In this article, you will see how to use Swift and AVKit to crop a video clip and how to trim a video's timeline. Then you will learn how to use AVAssetExportSession to write your edited video to disk. The code in this article uses Swift 5 and Xcode 12.5. Clone this repository for a sample project and example code.

Anatomy of a Video File

The AVFoundation and AVKit frameworks are what Swift and iOS use to manage audio and video. When starting out, you may use an AVPlayerViewController for playback with the same controls and features as the native players. You can also use an AVPlayer object and provide your own playback and editing controls. Whichever you choose, you begin by loading a media file (.mp3, .mov, etc.) into an AVPlayerItem. Inside the AVPlayerItem, the media becomes an AVAsset which may have many tracks of video, audio, text, closed captions etc.

To manipulate an AVAsset, Apple provides the AVComposition class. The AVComposition can act on a single track or many tracks to filter and mix underlying media and produces a single output. An AVPlayer shows the output of an AVComposition on a device. When it is time to export, you can use an AVAssetExportSession with the same AVComposition to write to disk or upload to a server.

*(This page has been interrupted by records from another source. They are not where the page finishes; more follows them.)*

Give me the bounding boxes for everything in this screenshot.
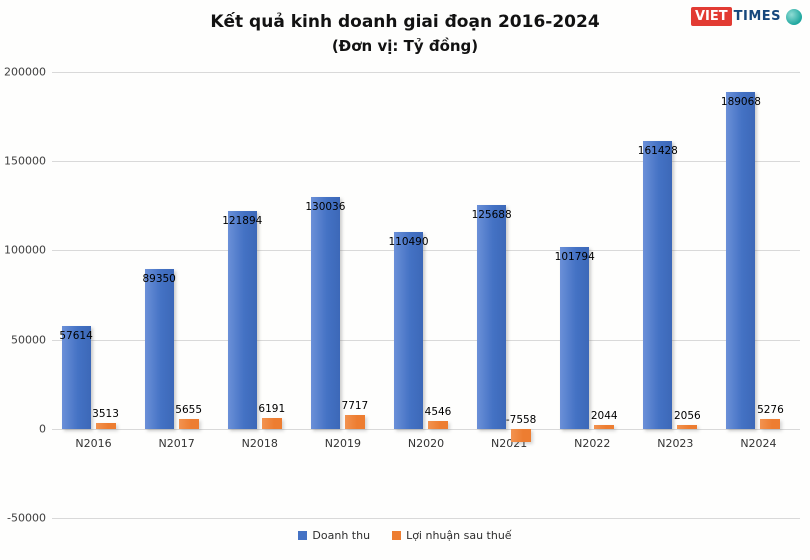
logo-viet-badge: VIET (690, 7, 732, 26)
x-axis-category-label: N2016 (75, 436, 112, 450)
x-axis-category-label: N2019 (324, 436, 361, 450)
bar-value-label: 4546 (424, 405, 452, 418)
viettimes-logo: VIET TIMES (690, 7, 802, 26)
bar-value-label: 6191 (258, 402, 286, 415)
bar-loi-nhuan-sau-thue (677, 425, 698, 429)
bar-doanh-thu (643, 140, 673, 429)
bar-value-label: 189068 (720, 95, 761, 108)
legend-swatch-blue (298, 531, 308, 540)
gridline (52, 428, 800, 430)
gridline (52, 339, 800, 341)
legend-item-loi-nhuan: Lợi nhuận sau thuế (392, 529, 512, 542)
bar-doanh-thu (227, 211, 257, 429)
x-axis-category-label: N2018 (241, 436, 278, 450)
bar-value-label: 2044 (590, 410, 618, 423)
y-axis-tick-label: 100000 (4, 243, 46, 257)
bar-loi-nhuan-sau-thue (511, 428, 532, 443)
chart-header: Kết quả kinh doanh giai đoạn 2016-2024 (… (0, 12, 810, 55)
bar-doanh-thu (394, 231, 423, 429)
x-axis-category-label: N2022 (574, 436, 611, 450)
y-axis-tick-label: 50000 (11, 333, 46, 347)
bar-loi-nhuan-sau-thue (178, 418, 199, 429)
bar-value-label: 3513 (92, 407, 119, 420)
legend-label-loi-nhuan: Lợi nhuận sau thuế (406, 529, 512, 542)
bar-value-label: 125688 (471, 208, 512, 221)
y-axis-tick-label: 0 (39, 422, 46, 436)
legend-item-doanh-thu: Doanh thu (298, 529, 370, 542)
bar-doanh-thu (144, 269, 174, 429)
bar-loi-nhuan-sau-thue (428, 420, 448, 429)
x-axis-category-label: N2020 (407, 436, 445, 450)
gridline (52, 250, 800, 252)
bar-loi-nhuan-sau-thue (261, 417, 282, 429)
chart-subtitle: (Đơn vị: Tỷ đồng) (331, 37, 479, 55)
bar-value-label: 7717 (341, 400, 369, 413)
bar-value-label: 110490 (388, 235, 429, 248)
bar-loi-nhuan-sau-thue (95, 422, 116, 429)
x-axis-category-label: N2017 (158, 436, 195, 450)
gridline (52, 518, 800, 519)
bar-loi-nhuan-sau-thue (594, 425, 615, 429)
bar-doanh-thu (310, 196, 340, 429)
bar-value-label: 2056 (673, 410, 701, 423)
gridline (52, 161, 800, 163)
chart-title: Kết quả kinh doanh giai đoạn 2016-2024 (210, 12, 600, 32)
bar-loi-nhuan-sau-thue (760, 419, 781, 429)
y-axis-tick-label: 150000 (4, 154, 46, 168)
bar-value-label: 121894 (222, 215, 263, 228)
y-axis-tick-label: 200000 (4, 65, 46, 79)
bar-value-label: 161428 (637, 144, 678, 157)
x-axis-category-label: N2024 (740, 436, 777, 450)
logo-times-text: TIMES (733, 9, 781, 24)
bar-doanh-thu (61, 326, 91, 429)
bar-value-label: 130036 (305, 200, 346, 213)
x-axis-category-label: N2023 (657, 436, 694, 450)
bar-value-label: 57614 (59, 330, 93, 343)
bar-value-label: 89350 (142, 273, 176, 286)
y-axis-tick-label: -50000 (7, 511, 46, 525)
bar-doanh-thu (560, 247, 590, 429)
bar-doanh-thu (726, 91, 756, 429)
globe-icon (786, 8, 802, 25)
bar-value-label: 5655 (175, 403, 203, 416)
legend-swatch-orange (392, 531, 402, 540)
bar-value-label: -7558 (505, 413, 537, 426)
bar-value-label: 5276 (757, 404, 784, 417)
gridline (52, 72, 800, 73)
bar-value-label: 101794 (554, 251, 595, 264)
bar-doanh-thu (477, 204, 507, 429)
legend-label-doanh-thu: Doanh thu (312, 529, 371, 542)
bar-loi-nhuan-sau-thue (344, 415, 365, 429)
legend: Doanh thu Lợi nhuận sau thuế (0, 529, 810, 542)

Cropping Video to a Rectangle

Apple provides some different AVComposition classes optimized for common tasks. Apple recommends using one of these classes instead of writing custom AVComposition classes whenever possible. The reason for this is that when Apple introduces new technologies (like HDR Video), they will ensure it works with their classes. If you've written your own, you will have to update it to work with the new technologies. In this article you will crop the video to a rectangle and let the audio pass through as recorded. A good class to use for this task will be the AVMutableVideoComposition with the init(asset: AVAsset, applyingCIFiltersWithHandler applier: @escaping (AVAsynchronousCIImageFilteringRequest) -> Void) initializer. This will allow you to apply a CIFilter to each frame of the video. Apple provides an efficient cropping filter called CICrop.

func transformVideo(item: AVPlayerItem, cropRect: CGRect) {
    
  let cropScaleComposition = AVMutableVideoComposition(asset: item.asset, applyingCIFiltersWithHandler: {request in
      
    let cropFilter = CIFilter(name: "CICrop")! //1
    cropFilter.setValue(request.sourceImage, forKey: kCIInputImageKey) //2
    cropFilter.setValue(CIVector(cgRect: cropRect), forKey: "inputRectangle")
      
      
    let imageAtOrigin = cropFilter.outputImage!.transformed(by: CGAffineTransform(translationX: -cropRect.origin.x, y: -cropRect.origin.y)) //3

    request.finish(with: imageAtOrigin, context: nil) //4
    })

  cropScaleComposition.renderSize = cropRect.size //5
  item.videoComposition = cropScaleComposition  //6
}

The applyingCIFiltersWithHandler will execute for every frame in the asset of the AVPlayerItem. Here is what the code above will do:

  1. Create a CICrop filter (note that this demo uses ! to force unwrap, production code should handle failure)
  2. Add the .sourceImage (a CIImage) from the request to the filter.
  3. Move the cropped image to the origin of the video frame. When you resize the frame (step 4) it will resize from the origin.
  4. Output the transformed frame image
  5. Set the size of the video frame to the cropped size
  6. Attach the composition to the videoComposition property of the asset

Notice that the transformation does not alter the underlying asset. It creates a videoComposition filter to attach to the item during playback. After the transformation, AVPlayer will display the new creation when executing its .play() function.

Sharp eyed readers will have noticed that the init method mentions "applying CIFilters" plural. Instead of one filter, you can create an entire pipeline of CIFilter objects to manipulate the visual properties of the frames. The request object also contains the compositionTime so filters can change at different parts of the video.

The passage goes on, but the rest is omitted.